The John F. Kennedy Center for the Performing Arts board of trustees elected President Donald Trump as its new chair Feb. 12 after Trump dismissed more than half of the board and appointed a new interim executive director Feb. 10.
Kennedy Center president Deborah Rutter then resigned, according to a statement made to The Hoya, hours after Trump’s election. Trump installed Richard Grenell, former ambassador to Germany and outspoken ally of the president, as the new head of the national cultural center, which frequently partners with Georgetown University.
Maya Roth, director of the theatre program in Georgetown’s department of performing arts, said she is worried the Kennedy Center will not produce diverse programming under Trump, reducing its value to Georgetown as a cultural partner.

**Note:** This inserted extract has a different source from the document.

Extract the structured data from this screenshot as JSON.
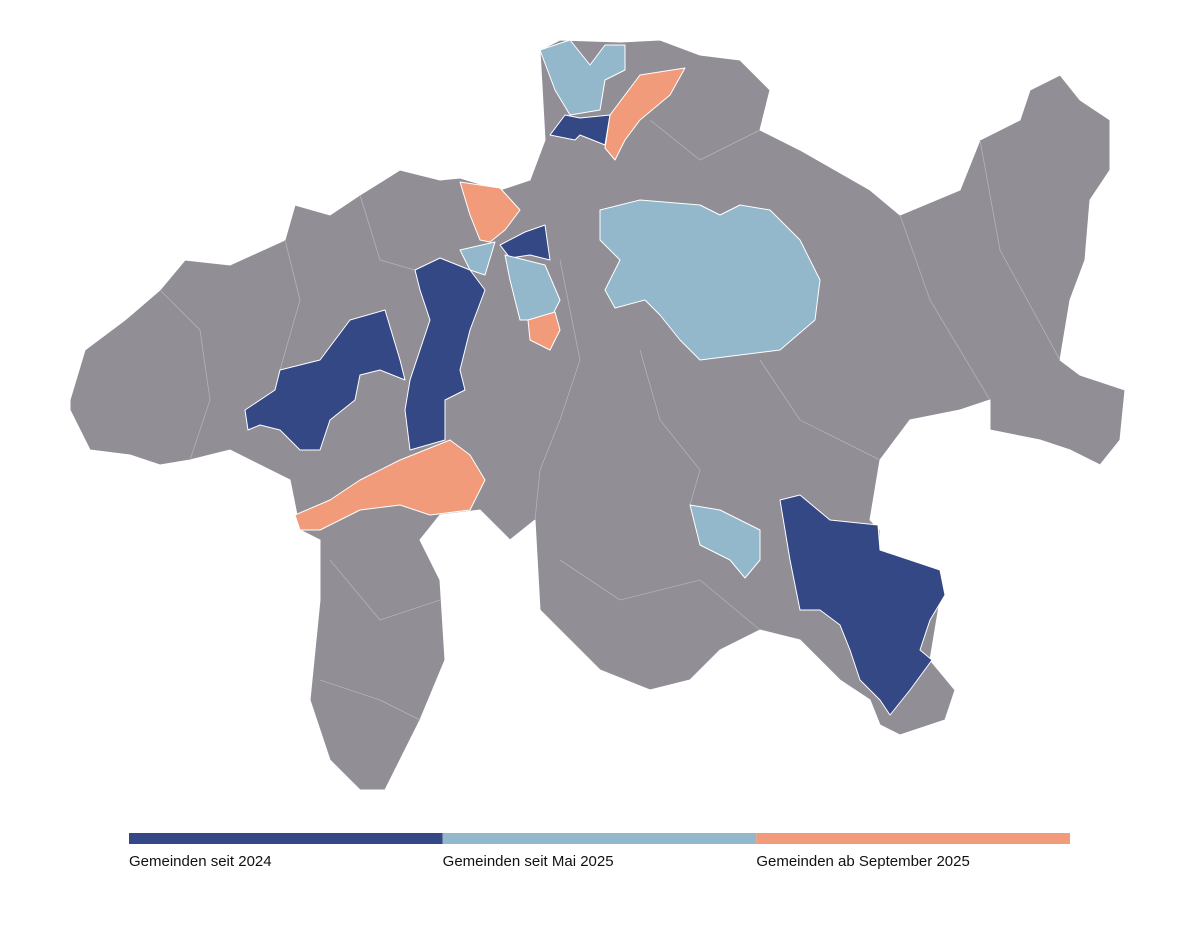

“What our students are drawn to is a range of work,” Roth told The Hoya. “And if there’s not a range of work that’s being recognized, and if there’s less educational value and there’s less listening to the work people are interested in doing, then we’re unlikely to engage with the Kennedy Center as much.”

Georgetown frequently partners with the Kennedy Center, including an annual celebration of Martin Luther King, Jr., student discounts, trips to the Center with the performing arts department and student work features at festivals.
Caitlin Cassidy (COL ’11), who produced a project at the Kennedy Center in April 2023 with Georgetown’s Laboratory for Global Performance and Politics, which centers human stories in global politics through theater, said engaging with the Kennedy Center as a student encouraged her to be an artist, an experience she worries future students may not have.
“When I was a student at Georgetown, just having access to a broad, diverse set of artists and work made me who I am,” Cassidy told The Hoya. “It inspired me to become the kind of artist that I am. Seeing my Arab community represented there was game changing for me, and I think that having access, period, is going to be an issue — and then having access to a broad range of work.”
Trump used media and social media posts to cite propaganda against the United States, drag shows that he claimed harmed children and “woke” culture as reasons for the leadership changes.
Roth said Trump’s moves threaten free expression and are concerning for the future of the Kennedy Center.
“This idea of controlling arts and culture — that’s the kind of thing that dictators do,” Roth said. “That is wrong.”
“The idea that programming should be determined by any president is inappropriate — and by a president who has not made art and culture a primary part,” Roth added.
The Kennedy Center, founded by Congress to honor the memory of former President John F. Kennedy through the arts, receives only 16% of its funds from the federal government for operational expenses. While the president appoints and dismisses members of the board of trustees, the Center has a history of being apolitical — half of the board during Biden’s tenure were Trump appointees.
Derek Goldman, executive director of the Laboratory for Global Performance and Politics, said Georgetown will support artists while the future of the Kennedy Center is uncertain.
“Georgetown as a whole, given its broader values and mission — and the lab specifically — is positioned to be really meaningful in a time like this because we’re nimble and we’re all about relationships,” Goldman told The Hoya. “We’re all about human relationships and networks and connecting people at a human level.”
“Ultimately, the arts aren’t done by institutions, they’re done by human beings,” Goldman added.
Anita Gonzalez, a performing arts professor and co-founder of Georgetown’s Racial Justice Institute, which researches solutions to racism, said she is confident artists will be able to create and perform their work elsewhere.
“I’m very sad about the Kennedy Center possibly being gutted or made into a censored space, as I would call it,” Gonzalez told The Hoya. “But there are so many places where performance is done.”
“People make stories all the time, about all kinds of things, and we just need to find venues to put them in,” Gonzalez added. “And if the Kennedy Center is exiting itself out as a venue in which we can participate, I’m sure we will find other venues.”
Goldman said that while he is concerned about the Center’s future, he is wary of panic and finds solace in individual artists’ work.
“It’s a time to actually stay grounded and stay really vigilant in the value and power of the work that we’ve all been doing for decades,” Goldman said. “And that will continue. The importance and role and power of the arts, and the huge communities and sectors that do that, that’s not changing.”